THE voluminous Surrey Policing Transition Report is ready to be sent to the Director of Police Services by Wally Oppal, chair of the joint transition committee for the formation of a Surrey police force, The VOICE has learnt.
On December 23, Surrey Mayor Doug McCallum had announced that members of the Provincial Municipal Policing Transition Study Committee had achieved consensus on the report that had been forwarded to Oppal.
And Oppal told The VOICE the following day that he would go through the whole report “to see whether or not it meets the standards that are required to move on to the next step.”
Now Oppal is about to send the report to the Director of Police Services. He told The VOICE earlier this week: “The purpose of the report is to tell the director what is needed for Surrey to do in order to establish its own police force. That means getting help from the provincial government to establishing a police board, what that board needs to do and who makes up that board and the hiring of a police chief, advertising for a police chief and then doing recruitment for officers and then the collective agreement.”

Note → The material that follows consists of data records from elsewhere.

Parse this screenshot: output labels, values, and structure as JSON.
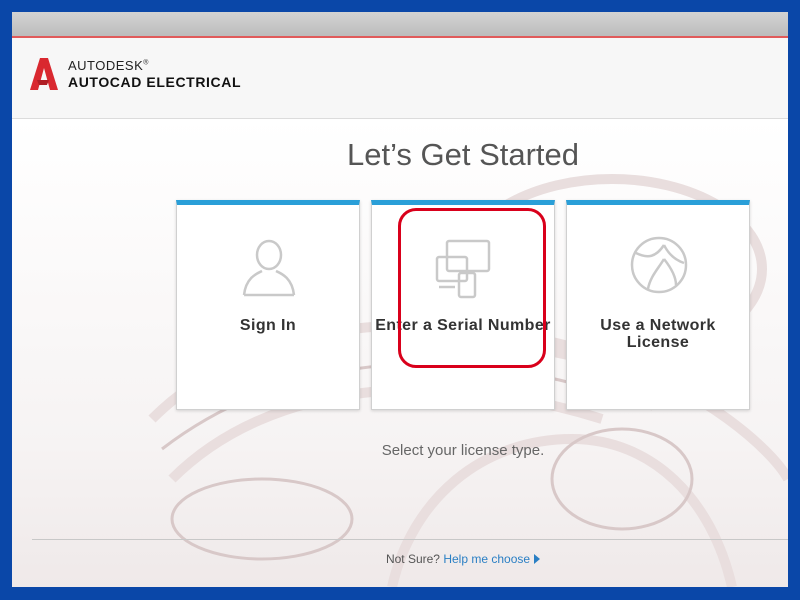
{
  "header": {
    "brand": "AUTODESK",
    "product": "AUTOCAD ELECTRICAL",
    "registered_mark": "®"
  },
  "main": {
    "title": "Let’s Get Started",
    "subtitle": "Select your license type.",
    "cards": [
      {
        "label": "Sign In",
        "icon": "user-icon"
      },
      {
        "label": "Enter a Serial Number",
        "icon": "devices-icon",
        "highlighted": true
      },
      {
        "label": "Use a Network License",
        "icon": "globe-icon"
      }
    ]
  },
  "footer": {
    "prefix": "Not Sure?",
    "link": "Help me choose"
  },
  "colors": {
    "card_accent": "#2a9fd8",
    "highlight": "#d9001b",
    "link": "#2a7fc4",
    "frame": "#0a47a8"
  }
}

Oppal, who was attorney general and a BC Court of Appeal judge, added: “We point out to the director and the minister [Public Safety Minister Mike Farnworth] this is what will be needed under the Police Act.”
The City has said it looks forward to working with the Province, the federal government and the leadership of the RCMP to ensure a smooth and orderly transition to the Surrey Police Department.
Oppal had told The VOICE last month: “A lot of those questions need to be answered by the Province, but our job is to point out to them these are issues that need to be resolved before the next step is taken.”